5. Right to an Accounting of Disclosures. You have a right to receive an accounting of disclosures of your health information made by this medical practice, except that this medical practice does not have to account for the disclosures provided to you or pursuant to your written authorization, or as described in paragraphs 1 (treatment), 2 (payment), 3 (health care operations), 6 (notification and communication with family) and 17 (specialized government functions) of Section A of this Notice of Privacy Practices or disclosures for purposes of research or public health which exclude direct patient identifiers, or which are incident to a use or disclosure otherwise permitted or authorized by law, or the disclosures to a health oversight agency or law enforcement official to the extent this medical practice has received notice from that agency or official that providing this accounting would be reasonably likely to impede their activities.
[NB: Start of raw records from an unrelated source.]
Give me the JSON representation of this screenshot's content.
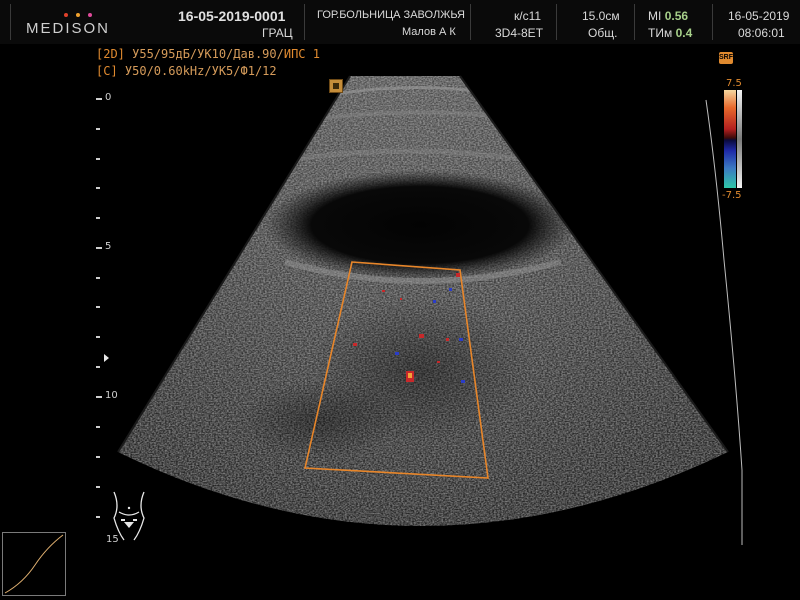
{
  "header": {
    "brand": "MEDISON",
    "brand_dots": [
      "#e0412b",
      "#f0a12e",
      "#e04a9a"
    ],
    "patient_id": "16-05-2019-0001",
    "patient_sub": "ГРАЦ",
    "hospital": "ГОР.БОЛЬНИЦА ЗАВОЛЖЬЯ",
    "operator": "Малов А К",
    "exam": "к/с11",
    "probe": "3D4-8ET",
    "depth": "15.0см",
    "preset": "Общ.",
    "mi_label": "MI",
    "mi_value": "0.56",
    "tim_label": "ТИм",
    "tim_value": "0.4",
    "date": "16-05-2019",
    "time": "08:06:01"
  },
  "params": {
    "line1_tag": "[2D]",
    "line1_text": " У55/95дБ/УК10/Дав.90/",
    "line1_hi": "ИПС 1",
    "line2_tag": "[C]",
    "line2_text": " У50/0.60kHz/УК5/Ф1/12"
  },
  "scale": {
    "labels": [
      "0",
      "5",
      "10",
      "15"
    ]
  },
  "colorbar": {
    "top": "7.5",
    "bottom": "-7.5",
    "badge": "SRF"
  },
  "colors": {
    "roi_box": "#e8862a",
    "doppler_red": "#c8282a",
    "doppler_blue": "#2a3cc8"
  }
}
6. Right to a Paper or Electronic Copy of this Notice. You have a right to notice of our legal duties and privacy practices with respect to your health information, including a right to a paper copy of this Notice of Privacy Practices, even if you have previously requested its receipt by e-mail.  If you would like to have a more detailed explanation of these rights or if you would like to exercise one or more of these rights, contact our Privacy Officer by asking any staff member. 
What changes might we make to this Notice?
We reserve the right to amend this Notice of Privacy Practices at any time in the future. Until such amendment is made, we are required by law to comply with the terms of this Notice currently in effect. After an amendment is made, the revised Notice of Privacy Protections will apply to all protected health information that we maintain, regardless of when it was created or received. We will keep a copy of the current notice posted in our reception area, and a copy will be available at each appointment.
Where can you send complaints about Protected Health Information?
Complaints about this Notice of Privacy Practices or how this medical practice handles your health information should be directed to our Privacy Officer, who can best be contacted by asking any staff member.
If you are not satisfied with the manner in which this office handles a complaint, a complaint form may be found at You will not be penalized in any way for filing a complaint.